Ein schönes neugebackenes, wohlgeschmacktes und honigsüsses Lied aus Schlauraffenland
(um 1700)
12. Auch fliegen rum das möcht ihr glauben/
gebratne Vögel/ Gänß und Tauben/
und wer da ist so faule/
und solche selbst will fahen nicht/
dem fliegen sie selbst ins Maule.

Dienstag, 5. Juli 2011

Fahre niemals mit dem eigenen Auto nach Semuc Champey!

„Unser Auto hat keinen Vierradantrieb“, sagte ich zu dem Mann, der wie ein Inder aussah und auf der Veranda seines kleinen Hotels am Rio Cahabon saß. Fernöstlich war auch die Musik, die wir hörten. Der Mann strahlte eine Ruhe aus, die wir in diesem Moment nötig hatten und sagte: „Schaut, mein Auto dort hat auch keinen Vierradantrieb, und ich lebe schon lange hier.“ Das klang gar nicht vorwurfsvoll. „In zwei Stunden ist der Weg trocken und ihr könnt nach oben fahren.“ Sorgenvoll schauten wir zum Himmel. Am Morgen hatte es geregnet, jetzt war es halb bewölkt, ab und zu kam die Sonne heraus und trocknete die Straße, die in einer teilweise wahnsinnigen Steigung aus dem Tal herausführte. Zwanzig Minuten zuvor war unser Auto beim ersten Versuch jämmerlich den feuchten Betonweg rückwärts hinabgerutscht.

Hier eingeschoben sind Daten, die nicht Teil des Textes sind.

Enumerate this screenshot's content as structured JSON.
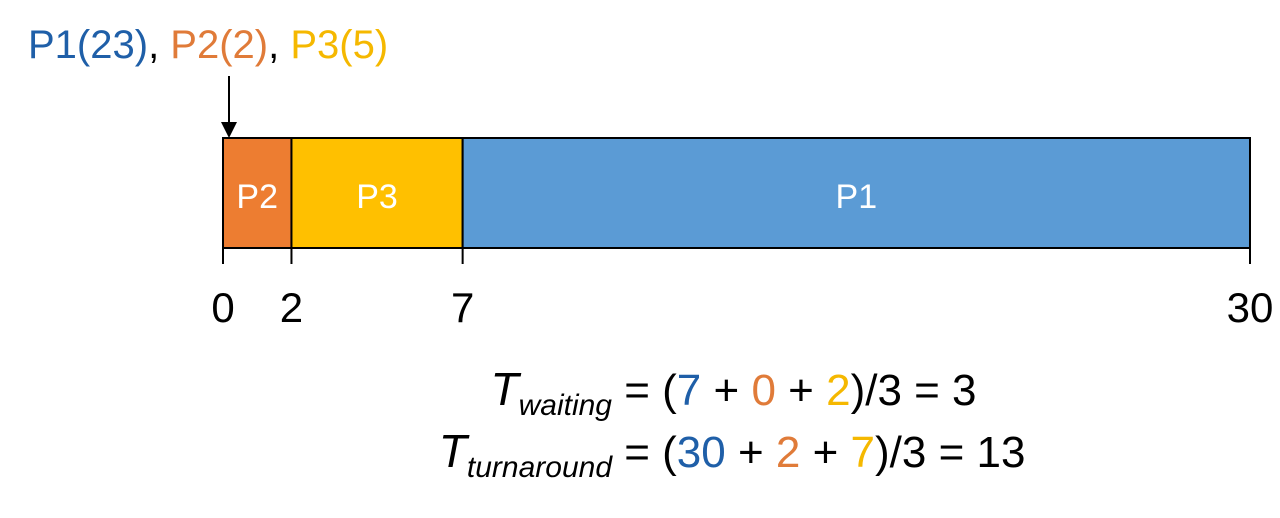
{
  "chart_data": {
    "type": "gantt",
    "title_parts": [
      {
        "text": "P1(23)",
        "color": "#1f5fa8"
      },
      {
        "text": ", ",
        "color": "#000000"
      },
      {
        "text": "P2(2)",
        "color": "#e07b39"
      },
      {
        "text": ", ",
        "color": "#000000"
      },
      {
        "text": "P3(5)",
        "color": "#f5b800"
      }
    ],
    "segments": [
      {
        "name": "P2",
        "start": 0,
        "end": 2,
        "color": "#ed7d31"
      },
      {
        "name": "P3",
        "start": 2,
        "end": 7,
        "color": "#ffc000"
      },
      {
        "name": "P1",
        "start": 7,
        "end": 30,
        "color": "#5b9bd5"
      }
    ],
    "xlim": [
      0,
      30
    ],
    "xticks": [
      0,
      2,
      7,
      30
    ],
    "formulas": [
      {
        "symbol": "T",
        "subscript": "waiting",
        "parts": [
          {
            "text": " = (",
            "color": "#000000"
          },
          {
            "text": "7",
            "color": "#1f5fa8"
          },
          {
            "text": " + ",
            "color": "#000000"
          },
          {
            "text": "0",
            "color": "#e07b39"
          },
          {
            "text": " + ",
            "color": "#000000"
          },
          {
            "text": "2",
            "color": "#f5b800"
          },
          {
            "text": ")/3 = 3",
            "color": "#000000"
          }
        ]
      },
      {
        "symbol": "T",
        "subscript": "turnaround",
        "parts": [
          {
            "text": " = (",
            "color": "#000000"
          },
          {
            "text": "30",
            "color": "#1f5fa8"
          },
          {
            "text": " + ",
            "color": "#000000"
          },
          {
            "text": "2",
            "color": "#e07b39"
          },
          {
            "text": " + ",
            "color": "#000000"
          },
          {
            "text": "7",
            "color": "#f5b800"
          },
          {
            "text": ")/3 = 13",
            "color": "#000000"
          }
        ]
      }
    ]
  }
}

Wir aßen unser Mittagessen und fragten uns, jeder im Stillen, ob uns der Besuch von Semuc Champey wert gewesen ist, hier vielleicht noch einen oder zwei Tage festzusitzen? Ja, das war es. Semuc Champey, dort „wo das Wasser verschwindet“ in der Sprache derer, die es entdeckt hatten, bescherte uns das schönste Badeerlebnis, das wir je in der Natur hatten.

Wir waren am frühen Morgen dort, noch bevor die meisten NGO-Mitarbeiter und Weltenbummler, die sonst das Hotel am Eingang des Bades bewohnten, aufgestanden waren. Im Regen liefen wir auf befestigtem Weg zu den Becken; tief unter uns, hinter Bäumen und Felsen, musste der Rio Cahabon durch das Tal rauschen.

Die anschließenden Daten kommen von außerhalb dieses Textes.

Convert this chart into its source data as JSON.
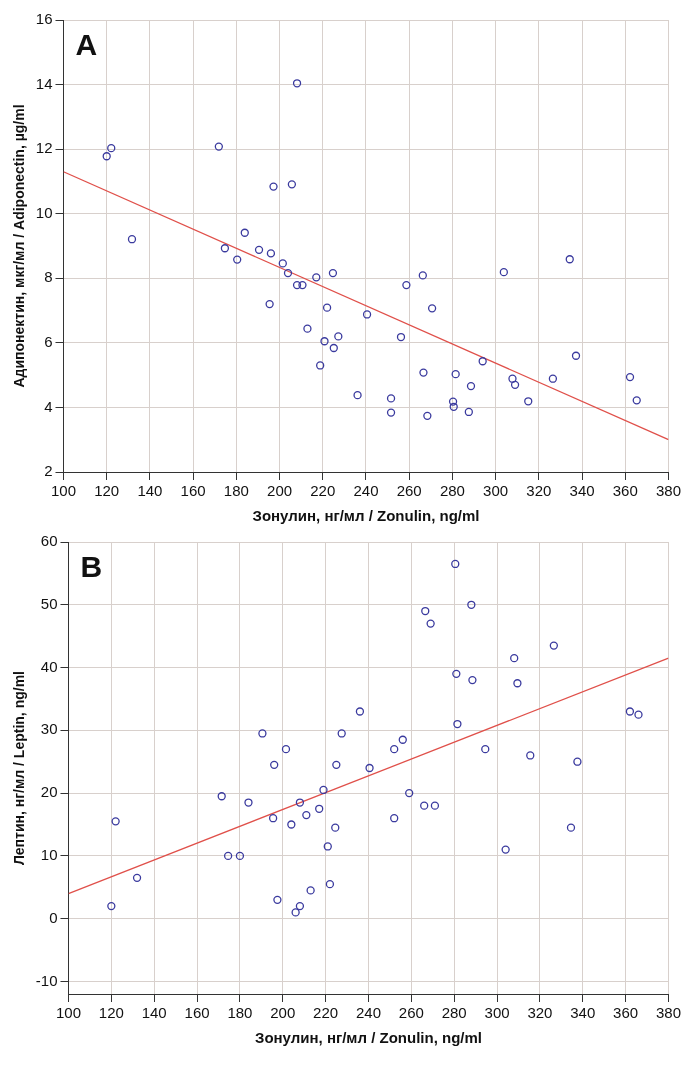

Als wir ankamen, hatte der Regen aufgehört und die Sonne schien auf die runden Kalksteinbecken und die kleinen Wasserfälle. Auf dem Wasser schwammen rote Blüten. Wir sprangen sofort hinein, stiegen und rutschten von Becken zu Becken, kletterten hinter die Wasserfälle in kleine vom Wasser geformte Höhlen, lachten und jubelten, als wären wir im eigenen Badezimmer. Wir waren noch die einzigen an diesem Ort und fühlten uns wie die ersten Menschen.

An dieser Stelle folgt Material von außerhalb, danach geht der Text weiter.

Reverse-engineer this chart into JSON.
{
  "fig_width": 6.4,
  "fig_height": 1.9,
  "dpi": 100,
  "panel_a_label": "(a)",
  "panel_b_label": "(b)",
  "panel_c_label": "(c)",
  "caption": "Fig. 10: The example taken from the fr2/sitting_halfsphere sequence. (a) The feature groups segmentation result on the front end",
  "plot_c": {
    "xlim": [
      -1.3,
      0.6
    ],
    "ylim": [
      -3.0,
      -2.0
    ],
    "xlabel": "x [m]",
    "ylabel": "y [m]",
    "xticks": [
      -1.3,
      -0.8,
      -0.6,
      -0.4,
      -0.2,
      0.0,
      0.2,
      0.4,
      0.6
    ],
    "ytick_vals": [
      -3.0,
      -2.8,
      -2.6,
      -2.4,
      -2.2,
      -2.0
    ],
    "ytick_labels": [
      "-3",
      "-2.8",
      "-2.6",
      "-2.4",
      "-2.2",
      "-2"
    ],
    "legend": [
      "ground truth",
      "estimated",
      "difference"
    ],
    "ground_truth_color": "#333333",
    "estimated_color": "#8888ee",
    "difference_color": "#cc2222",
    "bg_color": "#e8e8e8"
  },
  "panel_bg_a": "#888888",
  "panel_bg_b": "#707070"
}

Semuc Champey ist eine natürliche, aus Kalkstein bestehende Brücke hoch über dem Rio Carabon. Das Wasser, das dort kaskadenhaft von Becken zu Becken fließt, kommt aus einem Nebenfluss. Irgendwo ganz weit vorn, hinter den letzten Becken, ergießt sich das Wasser in einem gewaltigen Wasserfall in den Hauptfluss. Wehe dem, der dort zu weit über den Beckenrand klettert, er wäre verloren.

Am Rande der Becken sahen wir nun doch Menschen: Arbeiter fischten Blätter aus dem Wasser. Die Sonne lachte, wir gingen zurück. Am Ausgang begegnete uns nach langer Zeit unser erstes Hinweisschild. Wir jubelten. Guatemala ist reich an Naturschönheiten, aber arm an Schildern. Um bis hierher zu finden, hatten wir viele Menschen nach dem Weg fragen müssen. Nun sahen wir: „Coban 67 km“. Zum Mittagessen sind wir dort, dachten wir. Bis der steile Teil des nassen Weges kam, an dem unsere Fahrt zunächst scheiterte.

„Wenn es jetzt noch mal regnet und wir hier festsitzen, dann bleiben wir eben noch zwei Tage.“ Der Gedanke erschreckte uns nicht. Aber es regnete nicht und der „Inder“ fuhr uns selbst in unserem Auto den steilen Weg nach oben. Geschafft. Später suchten wir noch einmal im Reiseführer nach Gefahrenhinweisen und fanden die Warnung, niemals mit dem eigenen Auto nach Semuc Champey hinunterzufahren. Man sollte doch genauer den Reiseführer lesen, wenn man Touren auf eigene Faust unternimmt.